A visão de Carlos Pacheco assemelha-se, com algum perigo, aos juízos de valor que a Pide tinha e formulava sobre os movimentos de libertação, neste caso concreto, do MPLA. Um bando de terroristas, de psicopatas e de assassinos. Como fazer a análise de uma leitura tão enviesada, tão, diríamos mesmo, perturbada, sem uma visão que devia requerer algum rigor científico, objectivo, a partir dos muitos documentos que já estão à disposição dos estudiosos?
Efectivamente tem vindo a estar "na moda" o surgimento de publicações pretensamente históricas baseadas sobretudo ou totalmente em documentos dos arquivos da antiga polícia fascista portuguesa. Se estes são efectivamente incontornáveis para os estudiosos que investigam o período colonial ou sobre nacionalistas, não podem nunca ser usados sem uma profunda análise, averiguação e confrontação com outras fontes. No presente caso é evidente ser um trabalho claramente partisan e com um objectivo político definido e não um trabalho histórico, como aliás se tem podido reparar em outras publicações do mesmo autor. Há que reconhecer, no entanto, que possui muitos dados referenciais interessantes sobre alguns acontecimentos, fornece indicações úteis sobre documentos e fontes existentes nos arquivos da PIDE. Mas no que diz respeito ao uso das mesmas, à linguagem usada, à facilidade com que faz acusações e chega a conclusões, direi simples e educadamente que é mais um trabalho muito pouco sério. Mas evitando entrar muito em análise generalista do livro, acho conveniente contribuir com alguns breves alertas e observações sobre algumas das inúmeras falsidades que pude observar no livro de Carlos Pacheco (CP) resultando das consultas e entrevistas que realizei ao longo destes últimos anos. Não usarei aqui o facto de ter sido observador e actor de alguns momentos referidos por CP, e muito menos o de ser filho de um dos protagonistas do "bando do Neto".

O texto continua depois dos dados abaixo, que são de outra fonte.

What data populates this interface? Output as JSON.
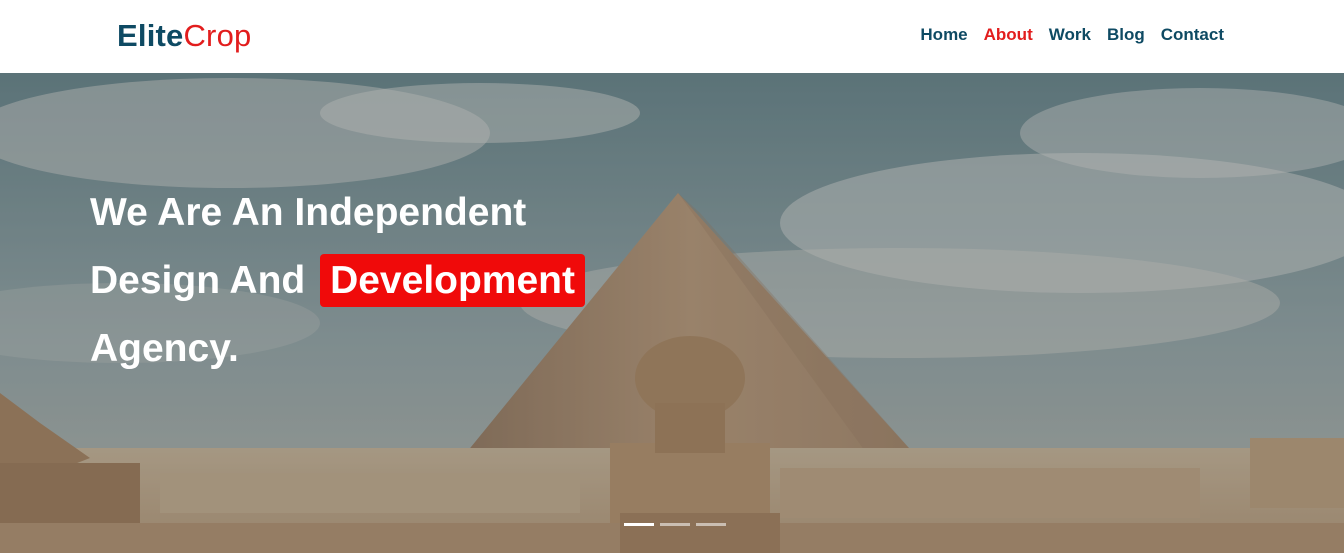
{
  "brand": {
    "part1": "Elite",
    "part2": "Crop"
  },
  "nav": {
    "items": [
      {
        "label": "Home",
        "active": false
      },
      {
        "label": "About",
        "active": true
      },
      {
        "label": "Work",
        "active": false
      },
      {
        "label": "Blog",
        "active": false
      },
      {
        "label": "Contact",
        "active": false
      }
    ]
  },
  "hero": {
    "line1": "We Are An Independent",
    "line2_prefix": "Design And",
    "line2_highlight": "Development",
    "line3": "Agency.",
    "slider": {
      "slide_count": 3,
      "active_index": 0
    }
  },
  "colors": {
    "brand_dark": "#0e4a63",
    "accent_red": "#e21d1d",
    "highlight_bg": "#f00a0a"
  }
}
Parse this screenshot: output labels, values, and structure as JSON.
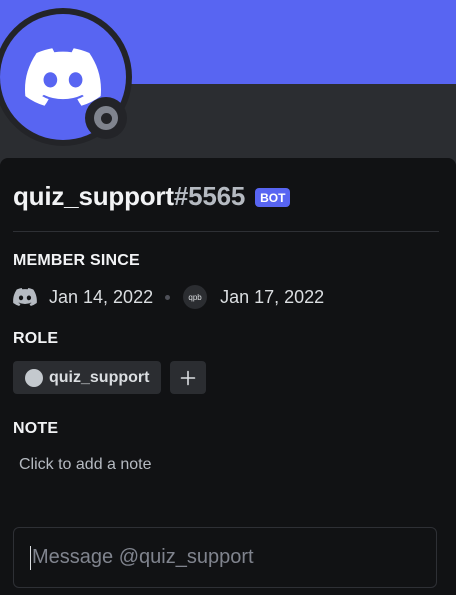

Acho necessário mencionar, antes de mais, que já em 1997, no seu livro "MPLA, um Nascimento Polémico", o autor fizera uma afirmação que se tornaria paradigmática e que convém recordar: "É falsa a "história" do famigerado "Manifesto" do MPLA (...). Onde se encontra afinal esse papel que nunca ninguém viu? Eu pessoalmente já pesquisei de ponta a ponta os núcleos documentais do arquivo da PIDE atinentes ao MPLA e nunca esse papel se me revelou. Por isso posso afiançar com toda a segurança que, relativamente a esse "Manifesto", as versões de Franco de Sousa, António Jacinto e Lúcio Lara não têm a mínima credibilidade factual e histórica." (Pacheco, 1997: 33) O tal "papel que nunca ninguém viu" e portanto não existiu porque não o encontrou nos arquivos da PIDE, veio a surgir, tempos depois, tanto no arquivo de Lúcio Lara como no de Mário de Andrade. CP nunca se desculpou das falsas afirmação e acusações que usou "com toda a segurança". Este caso tornou-se, pelos investigadores, estudiosos e professores, como exemplo de uma metodologia a nunca seguir, afirmações a evitar e como não transformar uma investigação em inquisição.

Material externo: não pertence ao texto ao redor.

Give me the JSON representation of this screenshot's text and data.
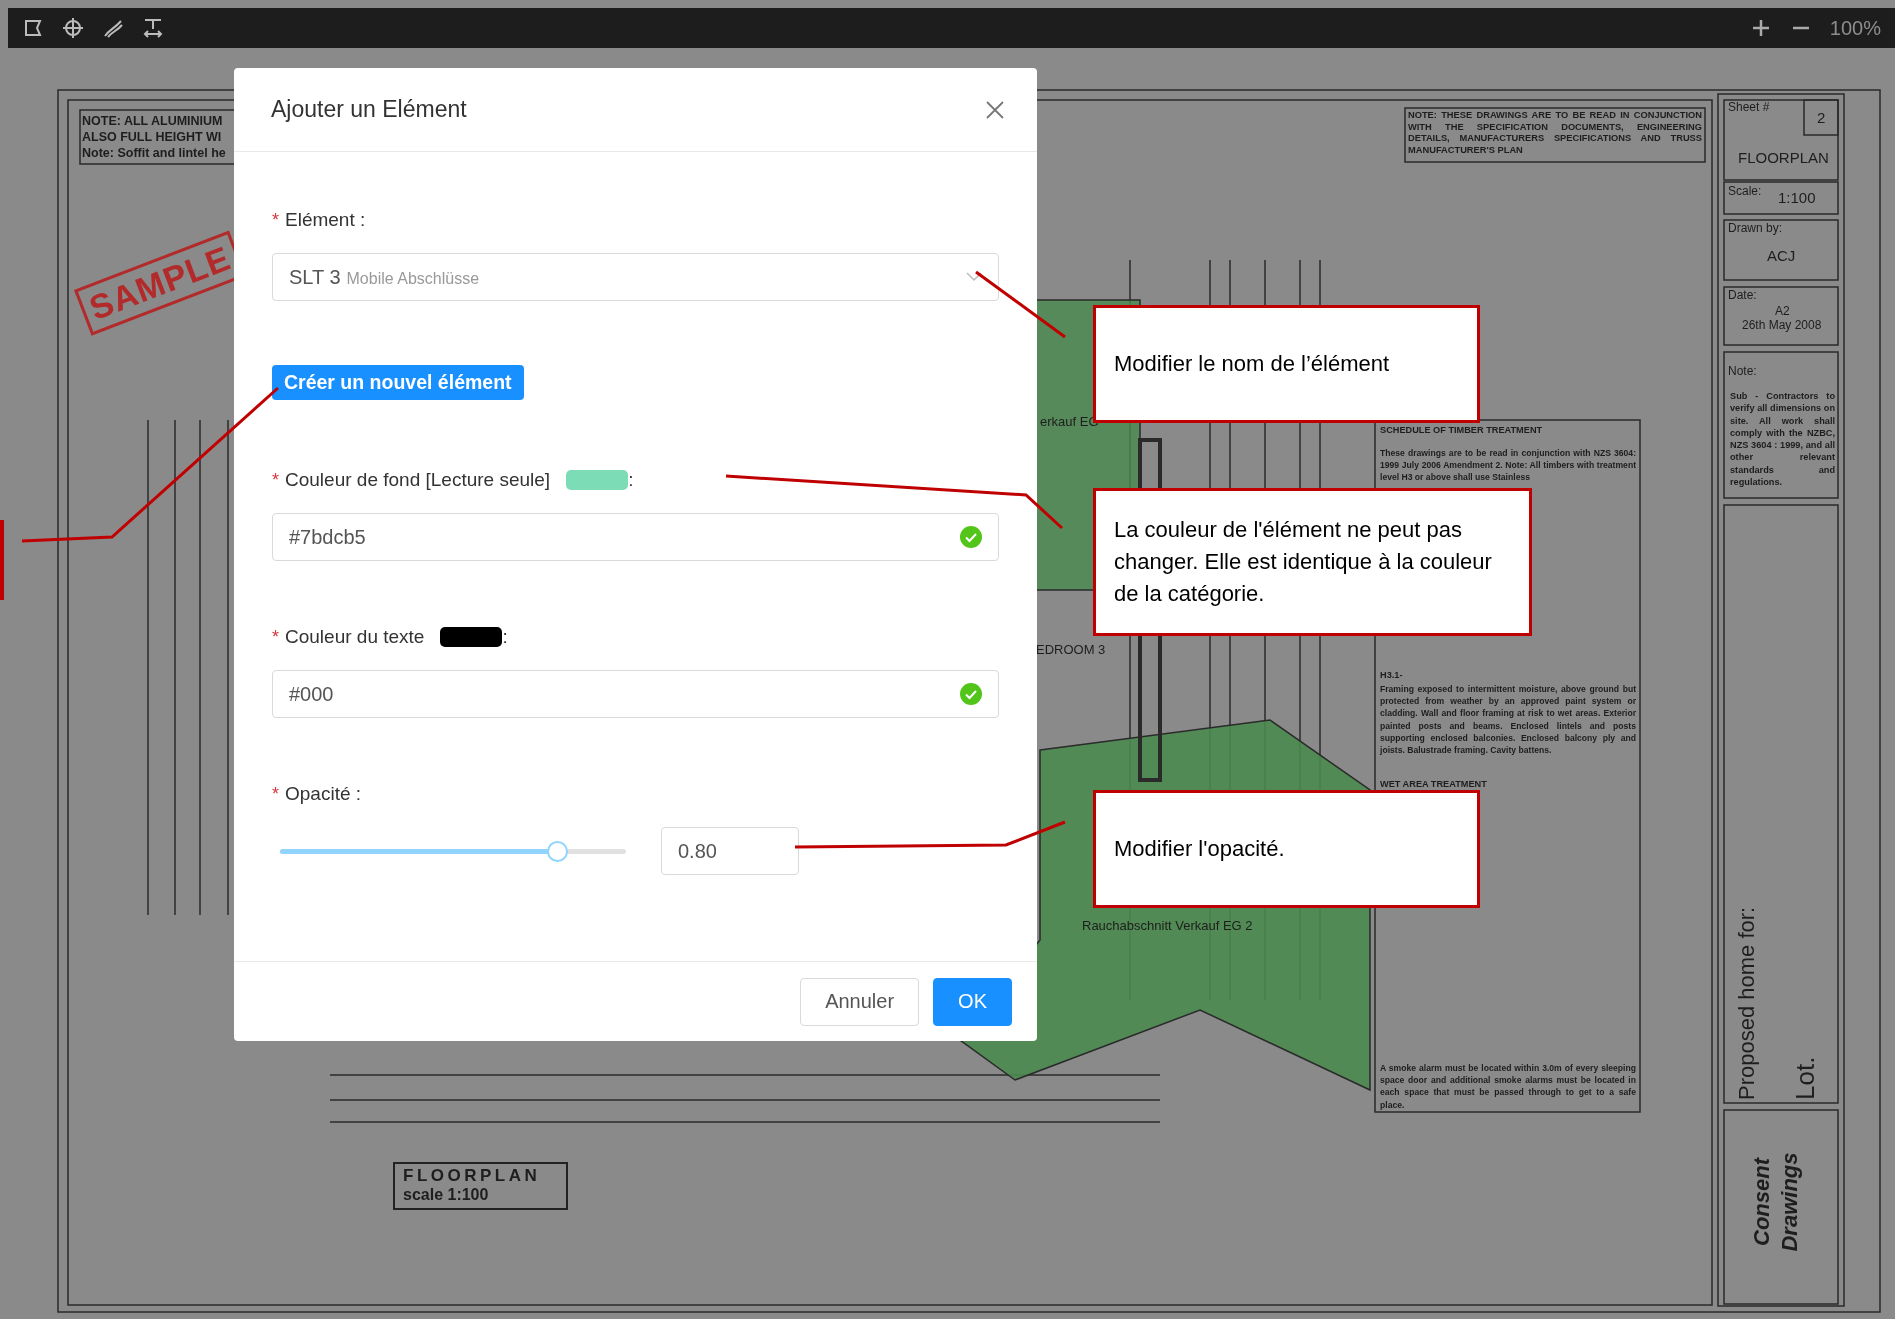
{
  "toolbar": {
    "zoom_level": "100%"
  },
  "drawing": {
    "corner_note": [
      "NOTE: ALL ALUMINIUM",
      "ALSO FULL HEIGHT WI",
      "Note: Soffit and lintel he"
    ],
    "stamp": "SAMPLE",
    "spec_note": "NOTE: THESE DRAWINGS ARE TO BE READ IN CONJUNCTION WITH THE SPECIFICATION DOCUMENTS, ENGINEERING DETAILS, MANUFACTURERS SPECIFICATIONS AND TRUSS MANUFACTURER'S PLAN",
    "room_labels": [
      "erkauf EG",
      "EDROOM 3",
      "Rauchabschnitt Verkauf EG 2"
    ],
    "schedule": [
      {
        "kind": "heading",
        "text": "SCHEDULE OF TIMBER TREATMENT"
      },
      {
        "kind": "text",
        "text": "These drawings are to be read in conjunction with NZS 3604: 1999 July 2006 Amendment 2. Note: All timbers with treatment level H3 or above shall use Stainless"
      },
      {
        "kind": "heading",
        "text": "H3.1-"
      },
      {
        "kind": "text",
        "text": "Framing exposed to intermittent moisture, above ground but protected from weather by an approved paint system or cladding. Wall and floor framing at risk to wet areas. Exterior painted posts and beams. Enclosed lintels and posts supporting enclosed balconies. Enclosed balcony ply and joists. Balustrade framing. Cavity battens."
      },
      {
        "kind": "heading",
        "text": "WET AREA TREATMENT"
      },
      {
        "kind": "text",
        "text": "A smoke alarm must be located within 3.0m of every sleeping space door and additional smoke alarms must be located in each space that must be passed through to get to a safe place."
      }
    ],
    "plan_title": {
      "title": "FLOORPLAN",
      "scale": "scale 1:100"
    },
    "title_block": {
      "sheet_label": "Sheet #",
      "sheet_number": "2",
      "sheet_title": "FLOORPLAN",
      "scale_label": "Scale:",
      "scale": "1:100",
      "drawn_by_label": "Drawn by:",
      "drawn_by": "ACJ",
      "date_label": "Date:",
      "size": "A2",
      "date": "26th May 2008",
      "note_label": "Note:",
      "note": "Sub - Contractors to verify all dimensions on site. All work shall comply with the NZBC, NZS 3604 : 1999, and all other relevant standards and regulations.",
      "project_label": "Proposed home for:",
      "lot": "Lot.",
      "status": "Consent Drawings"
    }
  },
  "dialog": {
    "title": "Ajouter un Elément",
    "fields": [
      {
        "kind": "select",
        "required_mark": "*",
        "label": "Elément :",
        "value": "SLT 3",
        "hint": "Mobile Abschlüsse"
      },
      {
        "kind": "button",
        "label": "Créer un nouvel élément"
      },
      {
        "kind": "color",
        "required_mark": "*",
        "label": "Couleur de fond [Lecture seule]",
        "color": "#7bdcb5",
        "suffix": ":",
        "value": "#7bdcb5",
        "valid": true
      },
      {
        "kind": "color",
        "required_mark": "*",
        "label": "Couleur du texte",
        "color": "#000000",
        "suffix": ":",
        "value": "#000",
        "valid": true
      },
      {
        "kind": "slider",
        "required_mark": "*",
        "label": "Opacité :",
        "level": 0.8,
        "value": "0.80"
      }
    ],
    "buttons": [
      {
        "label": "Annuler",
        "kind": "default"
      },
      {
        "label": "OK",
        "kind": "primary"
      }
    ]
  },
  "callouts": [
    "Modifier le nom de l’élément",
    "La couleur de l'élément ne peut pas changer. Elle est identique à la couleur de la catégorie.",
    "Modifier l'opacité."
  ]
}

Mesmo assim, o autor não só não foi capaz de se aperfeiçoar, mas continuou com o mesmo princípio inquisidor atrás do "Bando do Neto", sentado durante anos na Torre do Tombo e engendrando das mais caluniosas estórias aproveitando tudo o que São José Lopes (o director da PIDE/DGS em Angola) lhe deixasse à mão.

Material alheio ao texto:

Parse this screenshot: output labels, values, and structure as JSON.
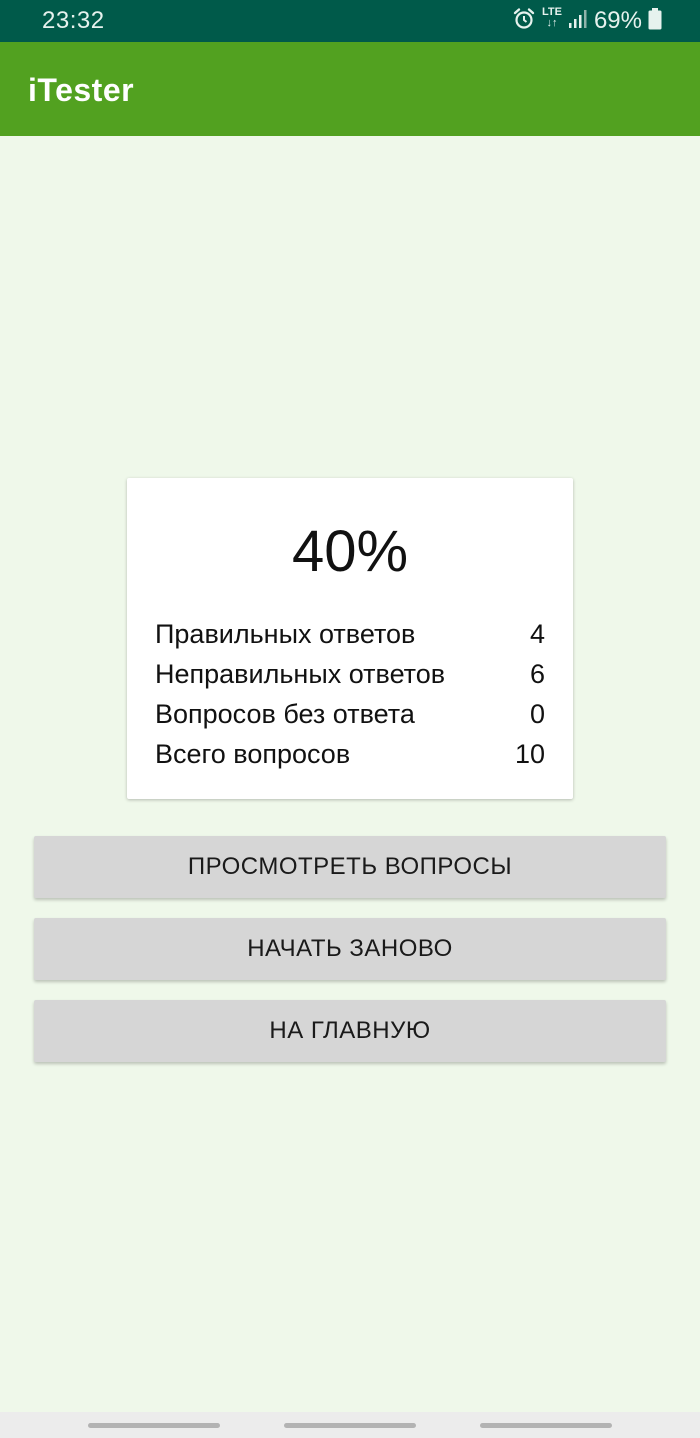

Ao acabar a leitura dos dois volumes, vieram-nos de imediato à memória os livros publicados e deixados por Ruth e Lúcio Lara e a longa recolha de centenas de memórias pela ATD. Era suposto que estas publicações fossem também fonte de material de investigação. É aceitável que a escolha unilateral de fontes (que é praticamente reduzida à Pide...) seja uma escolha que interesse à visão (obsessão...) do autor, tomando como definitivo e indiscutível uma visão parcial e esquecendo a maior parte das restantes fontes?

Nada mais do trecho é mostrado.